Nach den jüngsten Wahlprognosen sind die Aussichten der PDS schlecht, die Fünf-Prozent-Hürde bei der Bundestagswahl am 22.9.02 zu überspringen. Einen Grund dafür sehen Beobachter im Rücktritt des Berliner PDS-Wirtschaftssenators Gregor Gysi vor wenigen Wochen. Er zog damit die Konsequenzen aus der so genannten Bonusmeilen-Affäre, die durch Berichte der BILD-Zeitung ins Rollen gekommen war. Demnach hatten mehrere Bundestagsabgeordnete ihre dienstlich erworbenen Vielfliegermeilen für private Reisen verwendet. Doch genau das dürfen sie nicht. Denn dienstlich erworbene Bonusmeilen müssen auch dienstlich genutzt werden.

"Über den Wolken muss die Freiheit wohl grenzenlos sein"

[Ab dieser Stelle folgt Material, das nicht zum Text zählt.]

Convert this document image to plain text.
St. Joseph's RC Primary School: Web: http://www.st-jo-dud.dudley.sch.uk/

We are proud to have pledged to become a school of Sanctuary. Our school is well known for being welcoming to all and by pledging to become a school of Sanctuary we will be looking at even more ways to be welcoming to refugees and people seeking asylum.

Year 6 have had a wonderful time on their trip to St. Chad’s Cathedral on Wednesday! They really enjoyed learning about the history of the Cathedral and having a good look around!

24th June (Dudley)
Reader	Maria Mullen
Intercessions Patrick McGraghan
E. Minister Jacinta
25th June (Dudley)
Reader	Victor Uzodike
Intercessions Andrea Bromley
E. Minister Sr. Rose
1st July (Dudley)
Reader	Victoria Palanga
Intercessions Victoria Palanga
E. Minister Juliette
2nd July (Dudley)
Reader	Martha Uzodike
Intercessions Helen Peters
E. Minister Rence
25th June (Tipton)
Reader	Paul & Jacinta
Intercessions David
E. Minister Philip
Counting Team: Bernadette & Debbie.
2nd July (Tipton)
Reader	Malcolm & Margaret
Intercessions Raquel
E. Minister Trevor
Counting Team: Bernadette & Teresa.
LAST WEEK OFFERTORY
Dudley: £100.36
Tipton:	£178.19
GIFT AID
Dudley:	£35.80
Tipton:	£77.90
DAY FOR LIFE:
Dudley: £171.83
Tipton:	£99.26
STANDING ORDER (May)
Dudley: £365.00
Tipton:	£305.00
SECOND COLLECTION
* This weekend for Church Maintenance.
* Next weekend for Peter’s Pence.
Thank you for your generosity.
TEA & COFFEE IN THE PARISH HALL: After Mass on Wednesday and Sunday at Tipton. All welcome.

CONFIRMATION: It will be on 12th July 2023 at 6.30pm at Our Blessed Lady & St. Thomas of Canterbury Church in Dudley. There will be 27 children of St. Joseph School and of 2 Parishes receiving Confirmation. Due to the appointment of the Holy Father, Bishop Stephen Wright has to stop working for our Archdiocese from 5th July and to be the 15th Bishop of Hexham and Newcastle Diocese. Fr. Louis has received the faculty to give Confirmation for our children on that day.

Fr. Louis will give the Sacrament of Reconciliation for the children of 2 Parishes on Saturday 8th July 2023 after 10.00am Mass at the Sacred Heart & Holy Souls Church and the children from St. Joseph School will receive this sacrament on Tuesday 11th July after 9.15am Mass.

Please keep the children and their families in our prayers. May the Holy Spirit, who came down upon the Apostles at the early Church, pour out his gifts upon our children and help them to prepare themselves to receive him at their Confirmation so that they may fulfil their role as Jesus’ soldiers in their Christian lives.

Auch Cem Özdemir, innenpolitischer Sprecher der Grünen, erklärte über diesen Fehler seine politische Karriere für beendet. Er hatte bereits einige Wochen zuvor Schlagzeilen gemacht: Er musste zugeben, vom PR-Berater und Rüstungslobbyisten Moritz Hunzinger einen günstigen Kredit bekommen zu haben - angeblich "ohne jegliche Gegenleistung".

Das beteuerte auch Verteidigungsminister Rudolf Scharping. Denn Hunzinger hatte ihm neben guten Ratschlägen auch ein Vorabhonorar von 80.000 Euro für seine Memoiren gegeben, die Scharping irgendwann zu schreiben gedenkt. Normalerweise schließt man darüber einen Vertrag. Den gab es hier jedoch nicht. Es galt vielmehr das Wort unter Ehrenmännern. Schnell lag da der Schluss der Einflussnahme, wenn nicht sogar der Bestechlichkeit in der Luft. Als Scharping seinen Sessel nicht freiwillig räumen wollte, feuerte ihn Bundeskanzler Schröder.

"Money makes the world go round"

"Geld bewegt die Welt." Das muss sich auch schon der ehemalige Bundeskanzler Helmut Kohl gedacht haben. Als Kohl 1973 den Vorsitz der CDU übernahm, waren die Kassen der Partei leer. Wie die Süddeutsche Zeitung berichtete, begann Kohl daraufhin, sich persönlich um Spenden zu kümmern. Um das Geld sicher zu parken, ließ er in der Schweiz ein schwarzes Konto einrichten. Bis 1999 sollen so um die 20 Millionen Mark aus unterschiedlichen Quellen zusammen gekommen sein.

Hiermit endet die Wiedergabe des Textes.